Time to make my house shrine to welcome the baby,  New Mexico style.

  My Father's side, I recognize nine.  Beti and Aunt Clara, the last two of the trio above.




Sunday, March 20, 2016

Hi Ho Silver Ghazal

Hi Ho Silver Ghazal with photos

What I keep forgetting is I  keep forgetting
Every time I stand up, it takes a day to sit down

The first blue bird is bathing in between robins
We're waiting for the tanagers to flit down

All year the word cancer keeps whispering
to some it is shouting, screams till she bit down

The old poets I love don't live in China, they long
ago left Japan, to visit me, stroll Forward Ave. a bit down


He said "I never heard of Nepal
now people go there like downtown" 

My mother is persistent from beyond this life.
Just now I order a matchbook with her name written down.
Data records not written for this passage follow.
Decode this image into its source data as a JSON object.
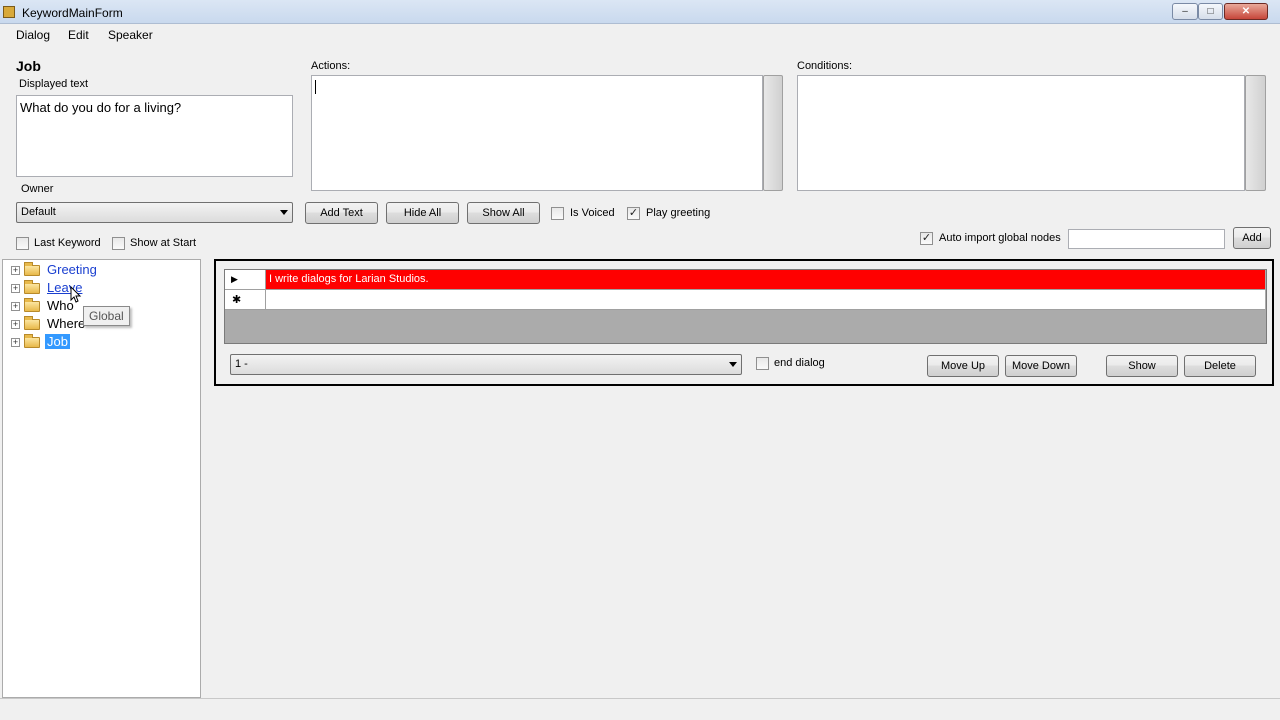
{
  "window": {
    "title": "KeywordMainForm",
    "minimize": "–",
    "maximize": "□",
    "close": "✕"
  },
  "menu": [
    "Dialog",
    "Edit",
    "Speaker"
  ],
  "job": {
    "title": "Job",
    "displayed_text_label": "Displayed text",
    "displayed_text": "What do you do for a living?",
    "owner_label": "Owner",
    "owner_value": "Default",
    "last_keyword_label": "Last Keyword",
    "show_at_start_label": "Show at Start"
  },
  "actions": {
    "label": "Actions:"
  },
  "conditions": {
    "label": "Conditions:"
  },
  "toolbar": {
    "add_text": "Add Text",
    "hide_all": "Hide All",
    "show_all": "Show All",
    "is_voiced": "Is Voiced",
    "is_voiced_checked": false,
    "play_greeting": "Play greeting",
    "play_greeting_checked": true,
    "auto_import": "Auto import global nodes",
    "auto_import_checked": true,
    "add": "Add"
  },
  "tree": {
    "nodes": [
      {
        "label": "Greeting",
        "style": "link"
      },
      {
        "label": "Leave",
        "style": "link"
      },
      {
        "label": "Who",
        "style": "plain"
      },
      {
        "label": "Where",
        "style": "plain"
      },
      {
        "label": "Job",
        "style": "selected"
      }
    ],
    "tooltip": "Global"
  },
  "dialog_panel": {
    "rows": [
      {
        "marker": "▶",
        "text": "I write dialogs for Larian Studios.",
        "highlight": "#ff0000"
      },
      {
        "marker": "✱",
        "text": ""
      }
    ],
    "selector_value": "1 -",
    "end_dialog": "end dialog",
    "move_up": "Move Up",
    "move_down": "Move Down",
    "show": "Show",
    "delete": "Delete"
  }
}
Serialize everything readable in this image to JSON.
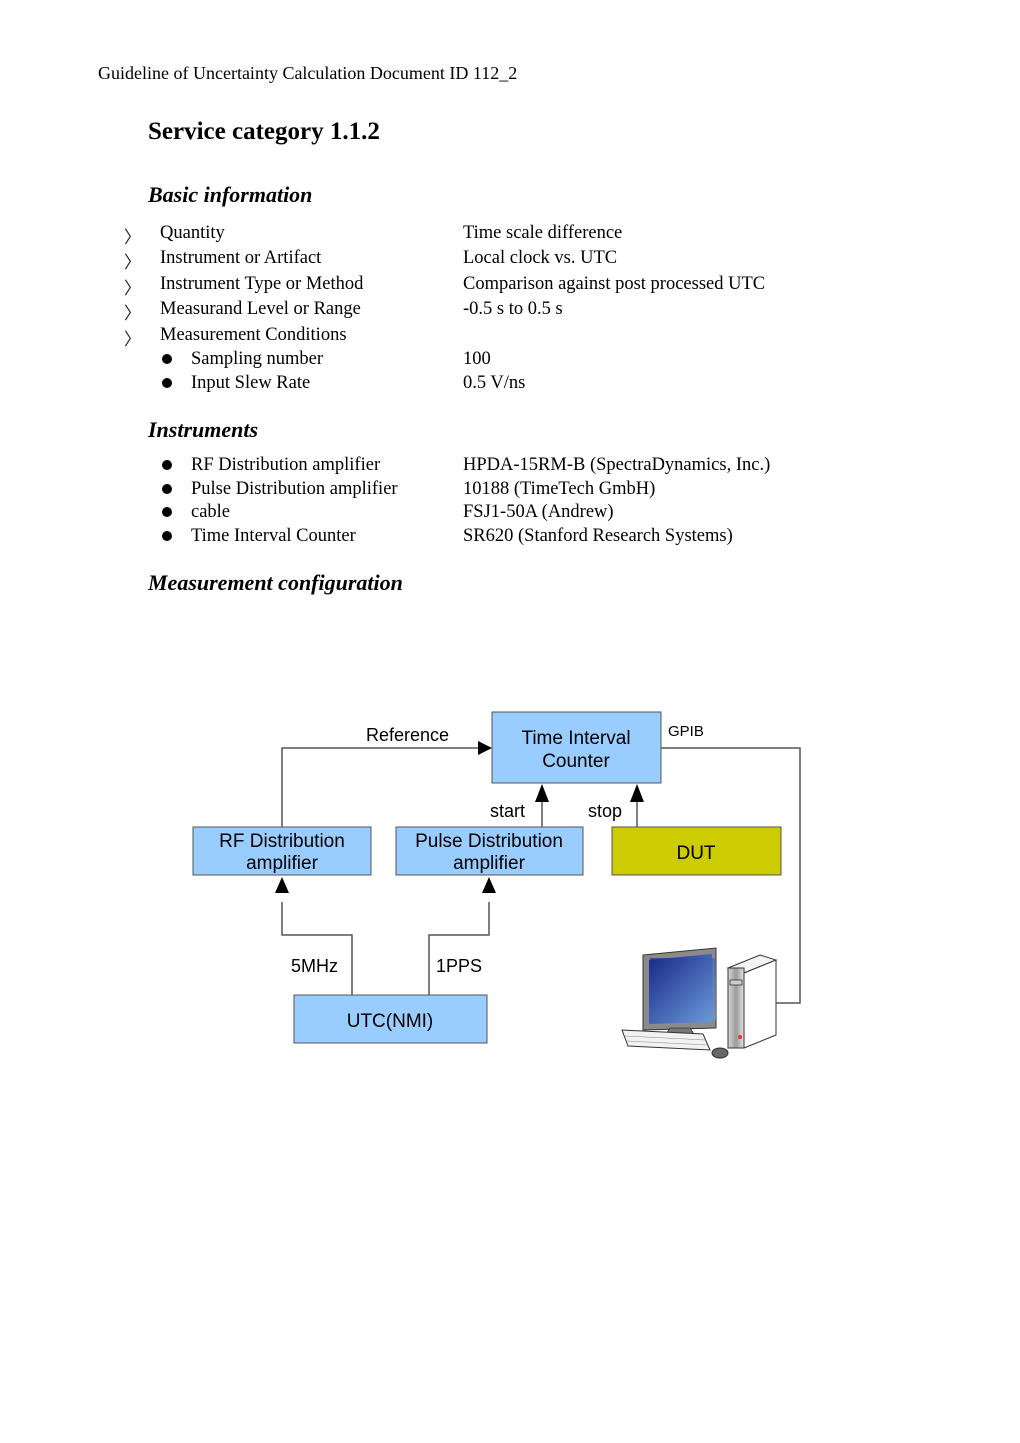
{
  "header": {
    "text": "Guideline of Uncertainty Calculation Document ID 112_2"
  },
  "title": "Service category 1.1.2",
  "basic_information": {
    "heading": "Basic information",
    "items": [
      {
        "label": "Quantity",
        "value": "Time scale difference",
        "marker": "chevron"
      },
      {
        "label": "Instrument or Artifact",
        "value": "Local clock vs. UTC",
        "marker": "chevron"
      },
      {
        "label": "Instrument Type or Method",
        "value": "Comparison against post processed UTC",
        "marker": "chevron"
      },
      {
        "label": "Measurand Level or Range",
        "value": "-0.5 s to 0.5 s",
        "marker": "chevron"
      },
      {
        "label": "Measurement Conditions",
        "value": "",
        "marker": "chevron"
      }
    ],
    "conditions": [
      {
        "label": "Sampling number",
        "value": "100",
        "marker": "bullet"
      },
      {
        "label": "Input Slew Rate",
        "value": "0.5 V/ns",
        "marker": "bullet"
      }
    ]
  },
  "instruments": {
    "heading": "Instruments",
    "items": [
      {
        "label": "RF Distribution amplifier",
        "value": "HPDA-15RM-B (SpectraDynamics, Inc.)"
      },
      {
        "label": "Pulse Distribution amplifier",
        "value": "10188 (TimeTech GmbH)"
      },
      {
        "label": "cable",
        "value": "FSJ1-50A (Andrew)"
      },
      {
        "label": "Time Interval Counter",
        "value": "SR620 (Stanford Research Systems)"
      }
    ]
  },
  "measurement_configuration": {
    "heading": "Measurement configuration",
    "diagram": {
      "colors": {
        "box_blue": "#99ccff",
        "box_dut": "#cccc00",
        "line": "#555555"
      },
      "nodes": {
        "tic": [
          "Time Interval",
          "Counter"
        ],
        "rf": [
          "RF Distribution",
          "amplifier"
        ],
        "pulse": [
          "Pulse Distribution",
          "amplifier"
        ],
        "dut": "DUT",
        "utc": "UTC(NMI)"
      },
      "edge_labels": {
        "reference": "Reference",
        "gpib": "GPIB",
        "start": "start",
        "stop": "stop",
        "mhz": "5MHz",
        "pps": "1PPS"
      }
    }
  }
}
"Can you imagine silver in her house?" my bro asked, meaning my abode.
"Yes," my stepdad said. "Hi Ho Silver." That old clown.

We are awaiting the next baby. It is a long road
all have taken, between the heart and the crown.

Today we will visit a farm, a library, some new
folks who braved the elements to land in this town.

Last week we helped clean road for the pilgrims to walk down.
Easter Sunday, plum blossoms, the water in the ditch pours down

Life is indeed full, you old fool Joan Logghe.
There are three of us, just Google us, now sit town.